Baudelaire en souffrit toute sa vie, mais il décrivit spécialement son état dans cette lettre à sa mère de 1857 : «Ce que je sens, c'est un immense découragement, une sensation d'isolement insupportable, une peur perpétuelle d'un malheur vague, une défiance complète de ses forces, une absence totale de désirs, une impossibilité de trouver un amusement quelconque [...] Je me demande sans cesse : À quoi bon ceci? à quoi bon cela? C'est le véritable esprit de spleen.»

On peut penser que ce poème lui a été directement inspiré par la lecture du ‘’Roi solitaire’’ de Théophile Gautier, poème qui avait paru dans ’’La revue des deux mondes’’, le 15 novembre 1841. Ce roi cristallise toutes les envies par son pouvoir, mais, blasé de tous les plaisirs, vit «cloîtré dans [son] âme profonde», et, dans les derniers vers du poème, déclare : «Je puis tout faire et je n'ai plus d'envie. Ah ! si j'avais seulement un désir ! Si je sentais la chaleur de la vie !»

Il avait pu lire aussi ‘’Le magicien’’ d’Esquiros, qui fut publié en 1838. On y voit Charles IX enfoncé dans l’ennui, et que la reine et les courtisans s'efforcent en vain de distraire. Dans sa bouche, il ne sent qu'une «éponge aride», qu'une «cendre amère». Il méprise les femmes, les jeux, la chasse. Il a vingt-trois ans, et il est déjà un vieillard.

Le poème n’est qu’une suite de dix-huit alexandrins aux rimes plates, l’abandon de toute forme fixe contribuant à lui donner une dimension linéaire.

Par «Je suis comme le roi», Baudelaire, sur un ton péremptoire, avec assurance, par des monosyllabes martelés, met d’abord en avant son «moi». Mais il l’efface aussitôt pour laisser la place à une comparaison, un tableau du «roi», qu’il va développer sans aucune allusion à sa vie à lui, mais aussi sans plus un seul outil de comparaison, la suite du poème tendant donc à faire oublier cette comparaison qui est la figure de la dépossession du «moi», qui n’existe donc que dans ses projections imaginaires.

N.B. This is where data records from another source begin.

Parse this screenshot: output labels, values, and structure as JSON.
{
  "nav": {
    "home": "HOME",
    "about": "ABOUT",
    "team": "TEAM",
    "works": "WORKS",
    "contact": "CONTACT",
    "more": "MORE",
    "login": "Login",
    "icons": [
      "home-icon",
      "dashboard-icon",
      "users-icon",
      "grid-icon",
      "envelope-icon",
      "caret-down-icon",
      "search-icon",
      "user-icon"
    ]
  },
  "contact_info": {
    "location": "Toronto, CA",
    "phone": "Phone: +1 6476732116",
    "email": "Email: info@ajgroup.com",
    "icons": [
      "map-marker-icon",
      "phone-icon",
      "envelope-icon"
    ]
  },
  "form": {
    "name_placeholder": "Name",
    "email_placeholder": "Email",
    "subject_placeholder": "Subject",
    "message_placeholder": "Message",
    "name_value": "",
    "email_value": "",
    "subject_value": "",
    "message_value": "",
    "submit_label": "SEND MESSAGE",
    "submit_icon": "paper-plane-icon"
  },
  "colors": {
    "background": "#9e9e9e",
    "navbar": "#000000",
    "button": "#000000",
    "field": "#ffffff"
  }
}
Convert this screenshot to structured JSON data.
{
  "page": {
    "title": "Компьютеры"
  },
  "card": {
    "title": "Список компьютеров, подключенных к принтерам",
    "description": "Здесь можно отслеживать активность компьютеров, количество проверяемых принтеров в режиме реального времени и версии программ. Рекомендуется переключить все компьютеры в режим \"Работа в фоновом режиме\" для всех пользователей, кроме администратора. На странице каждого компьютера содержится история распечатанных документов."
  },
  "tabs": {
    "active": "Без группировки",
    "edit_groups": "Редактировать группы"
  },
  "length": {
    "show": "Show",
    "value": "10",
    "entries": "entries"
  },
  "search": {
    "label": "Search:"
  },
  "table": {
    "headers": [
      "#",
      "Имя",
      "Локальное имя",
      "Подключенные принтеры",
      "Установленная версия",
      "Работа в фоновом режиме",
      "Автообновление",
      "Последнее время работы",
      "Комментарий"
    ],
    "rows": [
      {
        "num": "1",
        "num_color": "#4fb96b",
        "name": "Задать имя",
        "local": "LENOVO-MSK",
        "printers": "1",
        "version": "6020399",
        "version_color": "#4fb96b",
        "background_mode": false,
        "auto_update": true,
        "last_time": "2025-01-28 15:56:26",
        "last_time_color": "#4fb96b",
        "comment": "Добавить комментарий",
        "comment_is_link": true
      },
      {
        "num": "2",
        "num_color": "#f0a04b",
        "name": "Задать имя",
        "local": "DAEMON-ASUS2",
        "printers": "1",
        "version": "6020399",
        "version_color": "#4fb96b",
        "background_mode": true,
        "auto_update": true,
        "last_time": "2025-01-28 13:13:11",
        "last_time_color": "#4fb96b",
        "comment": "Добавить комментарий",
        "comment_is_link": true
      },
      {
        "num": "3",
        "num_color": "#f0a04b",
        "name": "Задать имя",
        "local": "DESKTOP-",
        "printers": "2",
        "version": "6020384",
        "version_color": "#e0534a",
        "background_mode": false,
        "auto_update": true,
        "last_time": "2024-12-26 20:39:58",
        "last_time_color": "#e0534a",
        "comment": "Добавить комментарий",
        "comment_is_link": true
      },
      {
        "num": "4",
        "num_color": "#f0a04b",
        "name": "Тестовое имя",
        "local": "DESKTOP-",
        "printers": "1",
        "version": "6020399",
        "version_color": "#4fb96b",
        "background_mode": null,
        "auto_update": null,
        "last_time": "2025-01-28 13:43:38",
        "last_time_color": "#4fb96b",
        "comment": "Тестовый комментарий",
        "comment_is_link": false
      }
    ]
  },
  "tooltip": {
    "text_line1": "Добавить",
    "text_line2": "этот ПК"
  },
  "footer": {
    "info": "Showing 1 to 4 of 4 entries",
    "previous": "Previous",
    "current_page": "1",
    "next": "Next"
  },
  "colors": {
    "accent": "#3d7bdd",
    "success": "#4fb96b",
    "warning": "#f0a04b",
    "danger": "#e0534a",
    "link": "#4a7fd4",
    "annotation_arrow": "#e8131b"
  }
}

Se donnant un statut mythique, un alter ego spectaculaire, un répondant allégorique, travestissant son déclassement social dans une condition supérieure (qui est comme une hyperbole), muant son mal-être en image esthétique, Baudelaire se compare au «roi d'un pays pluvieux», qui demeure indéfini, la diérèse «vi-eux» qu’il faut faire pour que le vers ait bien ses douze pieds, ainsi que l’allitération en «p» et l’assonance en «i», marquant toutefois une insistance sur l’effet qu’a sur le tempérament un climat froid et désagréable, une ambiance triste, monotone et propice à l'ennui, ambiance qu’on trouve aussi dans le ‘’Spleen’’ suivant où on lit : «Quand la pluie étalant ses immenses traînées / D’une vaste prison imite les barreaux». Le second hémistiche vient infirmer la prestance du premier.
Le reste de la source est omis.